Indiana welfare drug testing bill withdrawn after lawmakers included
A bill proposed by one Indiana Republican has been withdrawn after its provision to drug test recipients of government largesse was widened to include lawmakers themselves, according to Arthur Delany at The Huffington Post.
Republican lawmaker Judd McMillan (R-Brookville) removed the bill from consideration by the Indiana General Assembly after Democratic colleagues amended it, but, the Republican says, he intends to reintroduce it on Monday once he has reworked it.
“I’ve only withdrawn it temporarily,” said McMillan, stating that he crafted the bill to elude questions of constitutionality with regards to illegal search and seizure, issues that caused a Florida judge to overturn a similar rule earlier this year.
McMillan’s bill includes a “tiered” testing system, by which some people can opt out of random testing, but will be tested if the government deems that there is “reasonable suspicion” that they may be engaged in drug use. Testing could be triggered by an applicant’s demeanor, arrest or conviction for a crime, or failure to make appointments mandated by the welfare office.
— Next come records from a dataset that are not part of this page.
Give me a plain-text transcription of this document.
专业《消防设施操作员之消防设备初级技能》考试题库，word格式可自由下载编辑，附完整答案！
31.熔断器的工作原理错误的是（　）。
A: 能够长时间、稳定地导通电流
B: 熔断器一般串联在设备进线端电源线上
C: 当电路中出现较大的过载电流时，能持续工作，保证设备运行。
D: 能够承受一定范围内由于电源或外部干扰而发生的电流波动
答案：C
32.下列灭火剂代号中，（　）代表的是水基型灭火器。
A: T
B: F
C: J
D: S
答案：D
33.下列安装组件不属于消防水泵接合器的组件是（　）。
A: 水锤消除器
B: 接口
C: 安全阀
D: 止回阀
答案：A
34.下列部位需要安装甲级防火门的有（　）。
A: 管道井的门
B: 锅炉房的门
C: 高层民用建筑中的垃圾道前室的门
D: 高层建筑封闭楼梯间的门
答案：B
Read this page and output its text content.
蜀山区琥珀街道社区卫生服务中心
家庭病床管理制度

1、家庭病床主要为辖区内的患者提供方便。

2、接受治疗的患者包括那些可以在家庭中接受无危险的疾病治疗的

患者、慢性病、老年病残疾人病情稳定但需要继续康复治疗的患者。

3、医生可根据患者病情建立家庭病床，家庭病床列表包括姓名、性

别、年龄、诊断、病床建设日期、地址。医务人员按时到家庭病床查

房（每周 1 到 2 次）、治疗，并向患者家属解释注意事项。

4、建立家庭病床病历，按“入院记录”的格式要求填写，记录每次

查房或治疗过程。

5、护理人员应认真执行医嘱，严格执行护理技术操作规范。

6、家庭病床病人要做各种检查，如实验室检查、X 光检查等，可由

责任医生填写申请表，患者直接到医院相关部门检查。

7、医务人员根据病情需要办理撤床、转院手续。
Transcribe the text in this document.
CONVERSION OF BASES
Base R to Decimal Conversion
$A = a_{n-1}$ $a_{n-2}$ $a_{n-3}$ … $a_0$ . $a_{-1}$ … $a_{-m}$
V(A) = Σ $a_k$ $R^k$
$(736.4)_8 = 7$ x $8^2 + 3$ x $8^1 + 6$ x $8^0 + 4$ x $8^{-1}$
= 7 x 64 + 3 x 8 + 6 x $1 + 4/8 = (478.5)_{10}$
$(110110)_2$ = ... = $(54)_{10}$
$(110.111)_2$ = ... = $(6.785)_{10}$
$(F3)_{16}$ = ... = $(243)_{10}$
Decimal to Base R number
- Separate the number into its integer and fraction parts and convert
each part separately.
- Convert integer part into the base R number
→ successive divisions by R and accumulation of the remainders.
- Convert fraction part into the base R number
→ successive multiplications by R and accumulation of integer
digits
No compelling evidence exists that individuals on public assistance or more likely to engage in drug use or other illegal behaviors and yet Republicans in more than 30 states have attempted to institute a drug testing requirement to receive benefits. Some laws have even attempted to make it impossible to collect food stamps or unemployment benefits without being tested.
The amendment to the Indiana bill was proposed by Rep. Ryan Dvorak (D-South Bend), who said, “After it passed, Rep. McMillin got pretty upset and pulled his bill. If anything, I think it points out some of the hypocrisy. If we’re going to impose standards on drug testing, then it should apply to everybody who receives government money.”
McMillan for his part claims he would be perfectly willing to take a drug test. “Give me the cup right now and I will be happy to,” he said.
The Indiana General Assembly will reconvene on Monday morning.